Our Sustainable Futures campaign explores the values of Doctors Worldwide - integrity, collaboration, and clinical excellence - and how they are embedded in all of the work we do to ensure long-term, sustainable solutions to healthcare challenges. Today, Tharika - our Project & Communications Support Officer - shares a blog exploring our current food systems, climate change and rising food prices.
Last month, we shared a series of blogs about food insecurity and nutrition as part of our ongoing Sustainable Futures campaign. Coincidentally since then, every meeting I have attended with our project teams, partners and stakeholders working across various programmes around the world has raised one significant issue – rising food prices.
Many of our projects are based in low and middle-income countries such as Malawi, Rwanda, and Pakistan, serving vulnerable communities and those in need of support. For those of us who live in the UK, the rise in food prices is now a constant reality, as the cost of living crisis embeds itself into every aspect of our day-to-day lives. However, much of our current reality is still incomparable to those who live in low to middle-income countries, whose lives were already unstable and whose access to adequate healthcare and nutrition was already limited even before the increased impact of climate change and COVID-19 on our economies and prices skyrocketed.
The cost of our current food systems:
The Fourth Assessment report of the IPCC (2007) estimated that depending on the climate change scenario, 200 million to 600 million more people could suffer from hunger by 2080.
Global food insecurity is on the rise and climate change isn’t the only direct cause for this. In today's fast-paced world, where convenience often takes precedence over sustainability, the way that our food is produced today is a big part of the problem. It has recently been estimated that the global food system is responsible for approximately 1/3rd of greenhouse gas emissions after the energy sector; it is the number one source of methane and biodiversity loss. From deforestation for agriculture and the extensive transportation of food over long distances, our current food systems not only have a role to play in creating the climate crisis but are also not climate resilient. They are also now responsible for critical issues connected to our nutrition and the exorbitant increase in food prices.
Our previous blogs reflected upon communities who already face food insecurity, but the rise in food prices is pushing more people into hunger. In fact, rising food commodity prices in 2021 were a major factor in pushing approximately 30 million additional people in low-income countries toward food insecurity. Furthermore, the inequities within our current food systems are the reason why 3 billion people (42% of the global population) couldn’t afford a healthy diet in 2021(World Bank).

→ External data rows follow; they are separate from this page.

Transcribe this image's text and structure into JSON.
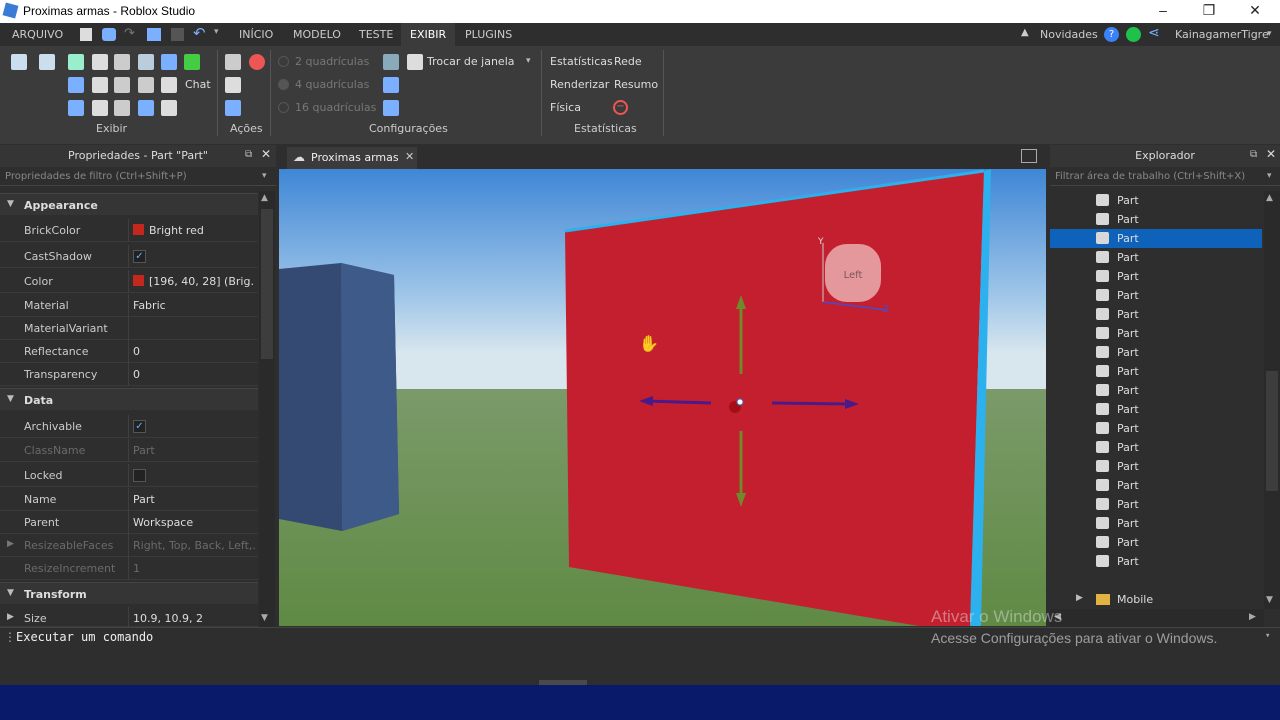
{
  "window": {
    "title": "Proximas armas - Roblox Studio",
    "minimize": "–",
    "maximize": "❐",
    "close": "✕"
  },
  "menu": {
    "arquivo": "ARQUIVO",
    "inicio": "INÍCIO",
    "modelo": "MODELO",
    "teste": "TESTE",
    "exibir": "EXIBIR",
    "plugins": "PLUGINS",
    "novidades": "Novidades",
    "username": "KainagamerTigre"
  },
  "ribbon": {
    "chat": "Chat",
    "group_exibir": "Exibir",
    "group_acoes": "Ações",
    "group_config": "Configurações",
    "group_estat": "Estatísticas",
    "quad2": "2 quadrículas",
    "quad4": "4 quadrículas",
    "quad16": "16 quadrículas",
    "trocar": "Trocar de janela",
    "estatisticas": "Estatísticas",
    "rede": "Rede",
    "renderizar": "Renderizar",
    "resumo": "Resumo",
    "fisica": "Física"
  },
  "properties": {
    "header": "Propriedades - Part \"Part\"",
    "filter_placeholder": "Propriedades de filtro (Ctrl+Shift+P)",
    "sections": {
      "appearance": "Appearance",
      "data": "Data",
      "transform": "Transform"
    },
    "rows": {
      "brickcolor": {
        "k": "BrickColor",
        "v": "Bright red"
      },
      "castshadow": {
        "k": "CastShadow"
      },
      "color": {
        "k": "Color",
        "v": "[196, 40, 28] (Brig..."
      },
      "material": {
        "k": "Material",
        "v": "Fabric"
      },
      "materialvariant": {
        "k": "MaterialVariant",
        "v": ""
      },
      "reflectance": {
        "k": "Reflectance",
        "v": "0"
      },
      "transparency": {
        "k": "Transparency",
        "v": "0"
      },
      "archivable": {
        "k": "Archivable"
      },
      "classname": {
        "k": "ClassName",
        "v": "Part"
      },
      "locked": {
        "k": "Locked"
      },
      "name": {
        "k": "Name",
        "v": "Part"
      },
      "parent": {
        "k": "Parent",
        "v": "Workspace"
      },
      "resizeablefaces": {
        "k": "ResizeableFaces",
        "v": "Right, Top, Back, Left,..."
      },
      "resizeincrement": {
        "k": "ResizeIncrement",
        "v": "1"
      },
      "size": {
        "k": "Size",
        "v": "10.9, 10.9, 2"
      }
    },
    "brick_color_hex": "#c4281c"
  },
  "tab": {
    "label": "Proximas armas"
  },
  "viewport": {
    "face_label": "Left",
    "axis_y": "Y",
    "axis_z": "Z"
  },
  "explorer": {
    "header": "Explorador",
    "filter_placeholder": "Filtrar área de trabalho (Ctrl+Shift+X)",
    "items": [
      "Part",
      "Part",
      "Part",
      "Part",
      "Part",
      "Part",
      "Part",
      "Part",
      "Part",
      "Part",
      "Part",
      "Part",
      "Part",
      "Part",
      "Part",
      "Part",
      "Part",
      "Part",
      "Part",
      "Part"
    ],
    "folder": "Mobile"
  },
  "command": {
    "placeholder": "Executar um comando"
  },
  "watermark": {
    "line1": "Ativar o Windows",
    "line2": "Acesse Configurações para ativar o Windows."
  }
}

Another reality fostered by our current food systems is connected to a phenomenon known as the “double burden of malnutrition”, where overnutrition (i.e., obesity and overweight) and undernutrition (i.e., wasting and stunting) coexist in all levels of society (i.e., city, families, communities, countries etc). Worldwide, 2.3 billion children and adults are overweight, and more than 150 million children are stunted – in low and middle-income countries these emerging issues overlap in individuals, families, communities and countries (WHO).
Overall, our current food systems are now fuelling a worldwide food crisis, but the people who are the worst hit by this are those who belong to the most vulnerable communities in low and middle-income countries –people who have already been battling pre-existing social inequalities and other impacts of climate change. Our work to provide access to quality healthcare to those in need means we witness these impacts on the vulnerable communities we serve first-hand.
What can we do?
Doctors Worldwide’s Nutrition Programme exists across a number of the countries where we are currently undertaking medical projects, to ensure life-saving nutrition and treatment is accessible to all. Your donations therefore make a significant impact in ensuring the vulnerable individuals we serve have access to food and support, which has become an even more critical need with food prices on the rise.
In March, on International Mother’s Day, we held a home gardening session at our welfare canteen (part of our hospital) in Pakistan for women living in the local community, where they learned how to grow their own vegetables and were also given seed packs to take home and use. This not only provided access to resources and space for local women in the community to foster a new skill, but also provided them with a nature-based, sustainable solution to mitigate the impact of an overloaded food system, through home gardening.
This World Food Day, let us begin by acknowledging the complex connections between the unsustainability of our food systems and the challenges of nutrition and soaring food prices. Whilst it is undeniable that governments, policy-makers, and those in positions of power have the biggest part to play in terms of fostering sustainable and equitable food systems, our own actions as individuals can play a vital role in advocating for change by supporting local and sustainable food sources, volunteering for food drives, reducing food waste and making informed choices about what we eat (i.e., eating more local food, creating sustainable home gardens, fostering a zero-waste kitchen etc).